Pour connaître ses écrits , cliquez sur ce lien :        

 

 

 

 

 

Robert Desnos passe son enfance dans le quartier des Halles à Paris où son père y est mandataire.

C'est un mauvais élève mais il est attiré par la littérature.

Il commence à écrire des poèmes qu'il publie dans une revue d'avant-garde.

Sa rencontre avec André Breton, l'entrainera dans la 'révolution' Surréaliste et participera au mouvement Dadaïsme ( voir le développement de ce courant dans la rubrique 'Paul Eluard').

 

En 1922, il fait des expériences d'écriture automatique sous hypnose, encouragé par André Breton qui dira ainsi de lui : 'Le surréalisme est à l'ordre du jour, et Desnos est son prophète'.

 

De son amour pour la chanteuse et comédienne Yvonne Georges , il écrira des poèmes, dont un ouvrage sera censuré car jugé obscène.

En 1927, il s'éloigne du mouvement surréaliste et cette rutpure sera définitive en 1929 quand il participera au célèbre pamphlet 'Un cadavre'.

 

En 1936, il s'attache à vouloir écrire un poème par jour pendant une année.
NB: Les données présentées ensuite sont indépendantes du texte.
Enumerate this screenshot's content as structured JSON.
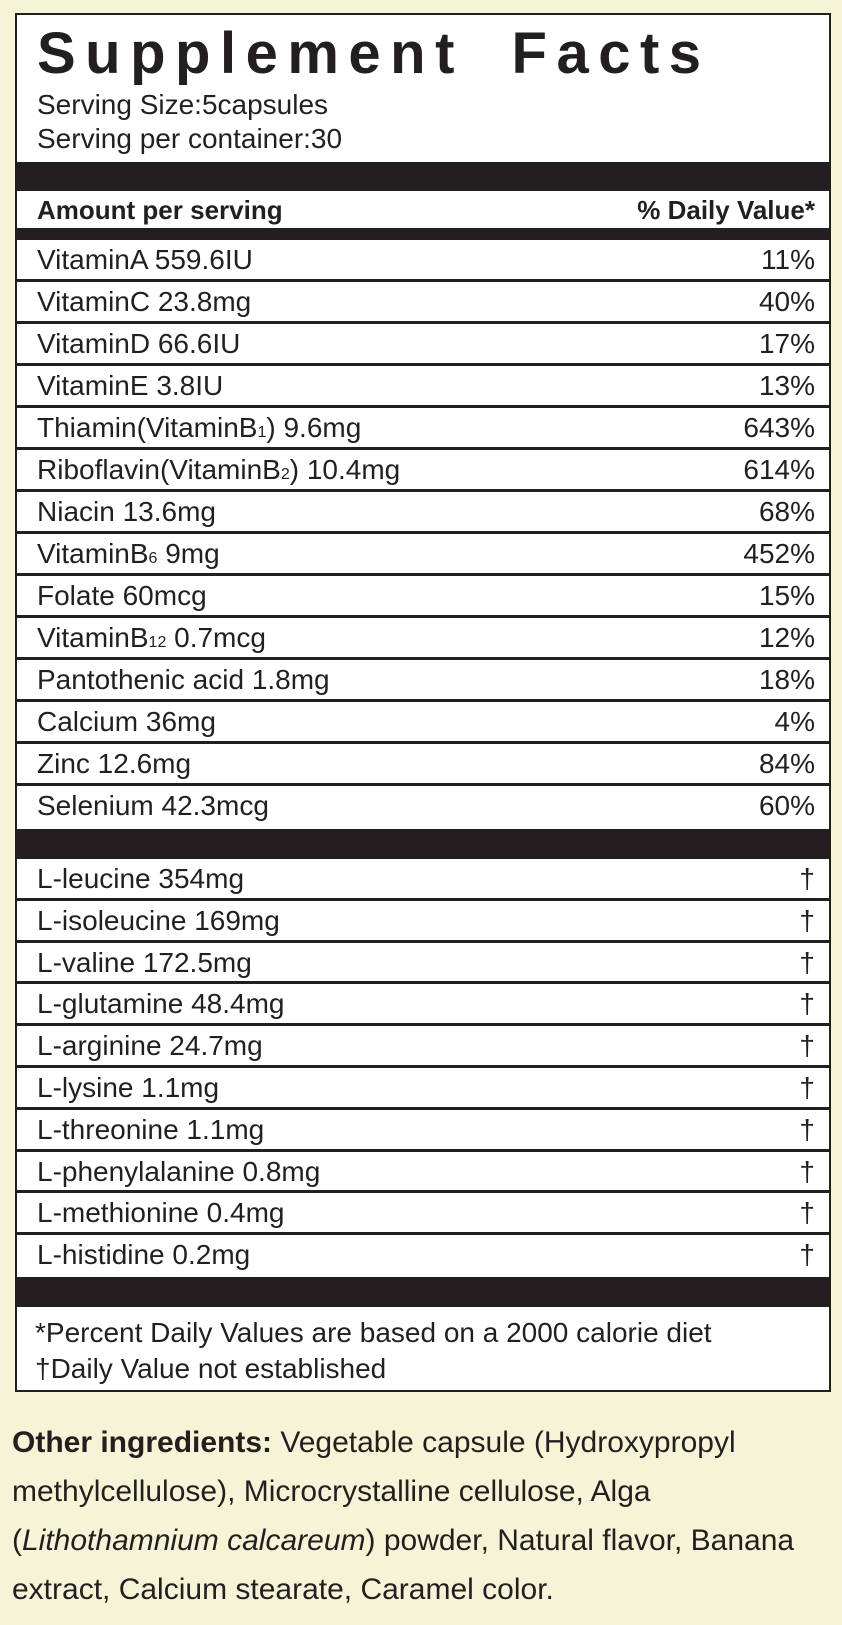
{
  "title": "Supplement Facts",
  "serving_size": "Serving Size:5capsules",
  "servings_per_container": "Serving per container:30",
  "header": {
    "amount": "Amount per serving",
    "dv": "% Daily Value*"
  },
  "vitamins": [
    {
      "label": "VitaminA 559.6IU",
      "sub": "",
      "after": "",
      "dv": "11%"
    },
    {
      "label": "VitaminC 23.8mg",
      "sub": "",
      "after": "",
      "dv": "40%"
    },
    {
      "label": "VitaminD 66.6IU",
      "sub": "",
      "after": "",
      "dv": "17%"
    },
    {
      "label": "VitaminE 3.8IU",
      "sub": "",
      "after": "",
      "dv": "13%"
    },
    {
      "label": "Thiamin(VitaminB",
      "sub": "1",
      "after": ") 9.6mg",
      "dv": "643%"
    },
    {
      "label": "Riboflavin(VitaminB",
      "sub": "2",
      "after": ") 10.4mg",
      "dv": "614%"
    },
    {
      "label": "Niacin 13.6mg",
      "sub": "",
      "after": "",
      "dv": "68%"
    },
    {
      "label": "VitaminB",
      "sub": "6",
      "after": " 9mg",
      "dv": "452%"
    },
    {
      "label": "Folate 60mcg",
      "sub": "",
      "after": "",
      "dv": "15%"
    },
    {
      "label": "VitaminB",
      "sub": "12",
      "after": " 0.7mcg",
      "dv": "12%"
    },
    {
      "label": "Pantothenic acid 1.8mg",
      "sub": "",
      "after": "",
      "dv": "18%"
    },
    {
      "label": "Calcium 36mg",
      "sub": "",
      "after": "",
      "dv": "4%"
    },
    {
      "label": "Zinc 12.6mg",
      "sub": "",
      "after": "",
      "dv": "84%"
    },
    {
      "label": "Selenium 42.3mcg",
      "sub": "",
      "after": "",
      "dv": "60%"
    }
  ],
  "amino_acids": [
    {
      "label": "L-leucine 354mg",
      "dv": "†"
    },
    {
      "label": "L-isoleucine 169mg",
      "dv": "†"
    },
    {
      "label": "L-valine 172.5mg",
      "dv": "†"
    },
    {
      "label": "L-glutamine 48.4mg",
      "dv": "†"
    },
    {
      "label": "L-arginine 24.7mg",
      "dv": "†"
    },
    {
      "label": "L-lysine 1.1mg",
      "dv": "†"
    },
    {
      "label": "L-threonine 1.1mg",
      "dv": "†"
    },
    {
      "label": "L-phenylalanine 0.8mg",
      "dv": "†"
    },
    {
      "label": "L-methionine 0.4mg",
      "dv": "†"
    },
    {
      "label": "L-histidine 0.2mg",
      "dv": "†"
    }
  ],
  "footnotes": [
    "*Percent Daily Values are based on a 2000 calorie diet",
    "†Daily Value not established"
  ],
  "other_ingredients": {
    "label": "Other ingredients:",
    "text1": " Vegetable capsule (Hydroxypropyl methylcellulose), Microcrystalline cellulose, Alga (",
    "italic": "Lithothamnium calcareum",
    "text2": ") powder, Natural flavor, Banana extract, Calcium stearate, Caramel color."
  },
  "colors": {
    "background": "#f3f5d6",
    "ink": "#231f20",
    "panel": "#ffffff"
  }
}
Il publie des recueils de poésies qu'il dédie à sa femme Youki Fouzia et d'autres qu'il écrit pour les enfants de ses amis. IL écrit aussi des réclames pour la radio, des chroniques cinématographiques ainsi que le feuilleton très connu à la télévision Fantomas.

 

Durant l'Occupation, il continue d'écrire dans la presse, notamment dans le quotidien 'Aujourd'hui'.
C'est un anti-faciste hostile au stalinisme. Pacifiste reconnu, il part néanmoins au front par conviction ( il est un des rares intellectuels à s'engager physiquement dans le conflit). Mais il prend ainsi part à la Résistance. IL rédige et fabrique des pièces pour aider les juifs, et participe à des publications clandestines.

Il continuera d'écrire en prônant la dignité et l'espoir.
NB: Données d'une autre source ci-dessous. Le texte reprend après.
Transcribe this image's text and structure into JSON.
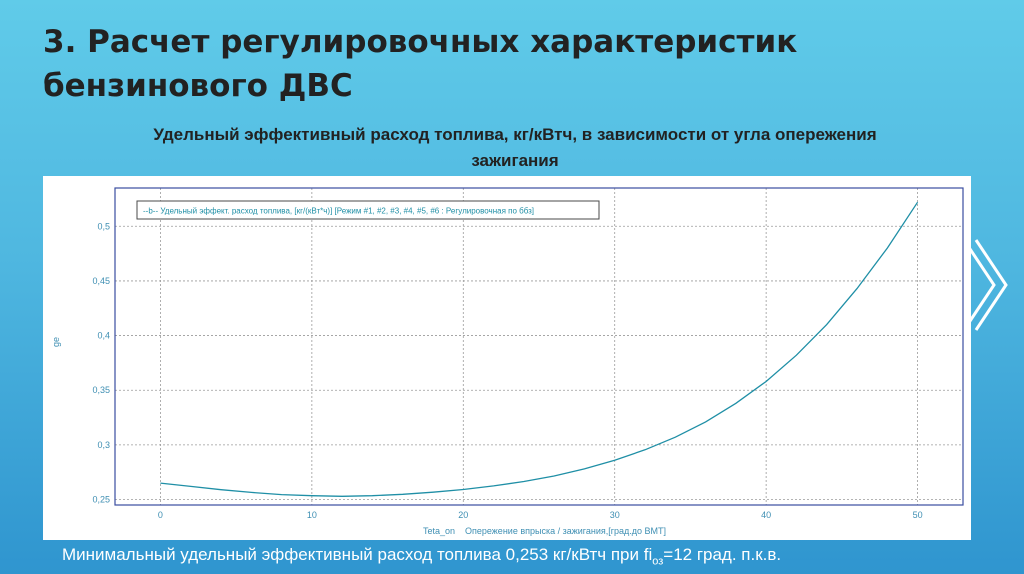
{
  "slide": {
    "title_line1": "3. Расчет регулировочных характеристик",
    "title_line2": "бензинового ДВС",
    "subtitle_line1": "Удельный эффективный расход топлива, кг/кВтч, в зависимости от угла опережения",
    "subtitle_line2": "зажигания",
    "footer_before": "Минимальный удельный эффективный расход топлива 0,253 кг/кВтч при fi",
    "footer_sub": "оз",
    "footer_after": "=12 град. п.к.в."
  },
  "colors": {
    "curve": "#1f8fa6",
    "axis_text": "#3f8fb3",
    "grid": "#9a9a9a",
    "frame": "#3a4ea0"
  },
  "chart_data": {
    "type": "line",
    "title": "",
    "ylabel": "ge",
    "xlabel_symbol": "Teta_on",
    "xlabel": "Опережение впрыска / зажигания,[град.до ВМТ]",
    "legend": "--b--  Удельный эффект. расход топлива, [кг/(кВт*ч)] [Режим #1, #2, #3, #4, #5, #6 : Регулировочная по ббз]",
    "legend_position": "top-left",
    "xlim": [
      -3,
      53
    ],
    "ylim": [
      0.245,
      0.535
    ],
    "xticks": [
      0,
      10,
      20,
      30,
      40,
      50
    ],
    "yticks": [
      0.25,
      0.3,
      0.35,
      0.4,
      0.45,
      0.5
    ],
    "xtick_labels": [
      "0",
      "10",
      "20",
      "30",
      "40",
      "50"
    ],
    "ytick_labels": [
      "0,25",
      "0,3",
      "0,35",
      "0,4",
      "0,45",
      "0,5"
    ],
    "grid": true,
    "series": [
      {
        "x": [
          0,
          2,
          4,
          6,
          8,
          10,
          12,
          14,
          16,
          18,
          20,
          22,
          24,
          26,
          28,
          30,
          32,
          34,
          36,
          38,
          40,
          42,
          44,
          46,
          48,
          50
        ],
        "values": [
          0.265,
          0.262,
          0.259,
          0.2565,
          0.2545,
          0.2535,
          0.253,
          0.2535,
          0.2548,
          0.2567,
          0.2592,
          0.2625,
          0.2665,
          0.2715,
          0.278,
          0.286,
          0.2955,
          0.307,
          0.321,
          0.338,
          0.358,
          0.382,
          0.41,
          0.443,
          0.48,
          0.522
        ]
      }
    ]
  }
}
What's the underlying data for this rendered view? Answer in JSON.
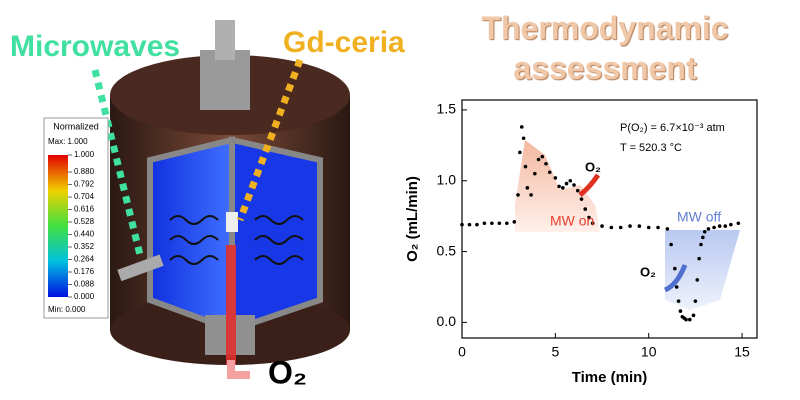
{
  "illustration": {
    "microwaves": "Microwaves",
    "material": "Gd-ceria",
    "product": "O₂",
    "colorbar": {
      "title": "Normalized",
      "max_label": "Max: 1.000",
      "min_label": "Min: 0.000",
      "ticks": [
        {
          "value": 1,
          "label": "1.000"
        },
        {
          "value": 0.88,
          "label": "0.880"
        },
        {
          "value": 0.792,
          "label": "0.792"
        },
        {
          "value": 0.704,
          "label": "0.704"
        },
        {
          "value": 0.616,
          "label": "0.616"
        },
        {
          "value": 0.528,
          "label": "0.528"
        },
        {
          "value": 0.44,
          "label": "0.440"
        },
        {
          "value": 0.352,
          "label": "0.352"
        },
        {
          "value": 0.264,
          "label": "0.264"
        },
        {
          "value": 0.176,
          "label": "0.176"
        },
        {
          "value": 0.088,
          "label": "0.088"
        },
        {
          "value": 0,
          "label": "0.000"
        }
      ]
    }
  },
  "chart_data": {
    "type": "scatter",
    "title": "Thermodynamic assessment",
    "x_label": "Time (min)",
    "y_label": "O₂ (mL/min)",
    "color": "#000000",
    "xlim": [
      0,
      15.8
    ],
    "xticks": [
      0,
      5,
      10,
      15
    ],
    "ylim": [
      -0.11,
      1.57
    ],
    "yticks": [
      {
        "value": 0,
        "label": "0.0"
      },
      0.5,
      {
        "value": 1,
        "label": "1.0"
      },
      1.5
    ],
    "x": [
      0,
      0.4,
      0.8,
      1.2,
      1.6,
      2.0,
      2.4,
      2.8,
      3.0,
      3.1,
      3.2,
      3.3,
      3.4,
      3.5,
      3.7,
      3.9,
      4.1,
      4.3,
      4.5,
      4.7,
      5.0,
      5.2,
      5.4,
      5.6,
      5.8,
      6.0,
      6.2,
      6.4,
      6.6,
      6.8,
      7.0,
      7.5,
      8.0,
      8.5,
      9.0,
      9.5,
      10.0,
      10.5,
      11.0,
      11.2,
      11.4,
      11.5,
      11.6,
      11.7,
      11.8,
      11.9,
      12.0,
      12.2,
      12.4,
      12.5,
      12.6,
      12.7,
      12.8,
      12.9,
      13.0,
      13.2,
      13.5,
      13.8,
      14.1,
      14.4,
      14.8
    ],
    "values": [
      0.69,
      0.69,
      0.69,
      0.7,
      0.7,
      0.7,
      0.7,
      0.71,
      0.9,
      1.2,
      1.38,
      1.3,
      1.1,
      0.95,
      0.9,
      1.05,
      1.15,
      1.17,
      1.12,
      1.06,
      1.02,
      0.96,
      0.95,
      0.98,
      1.0,
      0.97,
      0.93,
      0.87,
      0.8,
      0.74,
      0.7,
      0.68,
      0.67,
      0.67,
      0.68,
      0.68,
      0.67,
      0.67,
      0.66,
      0.55,
      0.38,
      0.25,
      0.15,
      0.08,
      0.04,
      0.03,
      0.02,
      0.02,
      0.05,
      0.15,
      0.3,
      0.45,
      0.55,
      0.6,
      0.64,
      0.66,
      0.67,
      0.68,
      0.68,
      0.69,
      0.7
    ],
    "annotations": {
      "pressure": "P(O₂) = 6.7×10⁻³ atm",
      "temperature": "T = 520.3 °C",
      "mw_on": "MW on",
      "mw_off": "MW off",
      "o2_release": "O₂",
      "o2_uptake": "O₂"
    }
  }
}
Mais il se fait des ennemis, qui vont jusqu'à le dénoncer  en le faisant passer pour Juif.

C'est ainsi qu'il sera arrêté par la Gestapo, déporté à Auschwitz, puis Buchenwald. A la LIbération, il est tellement affaibli qu'il est envoyé à Theresierstadt en Tchécoslovaquie, où il mourra du thyphus.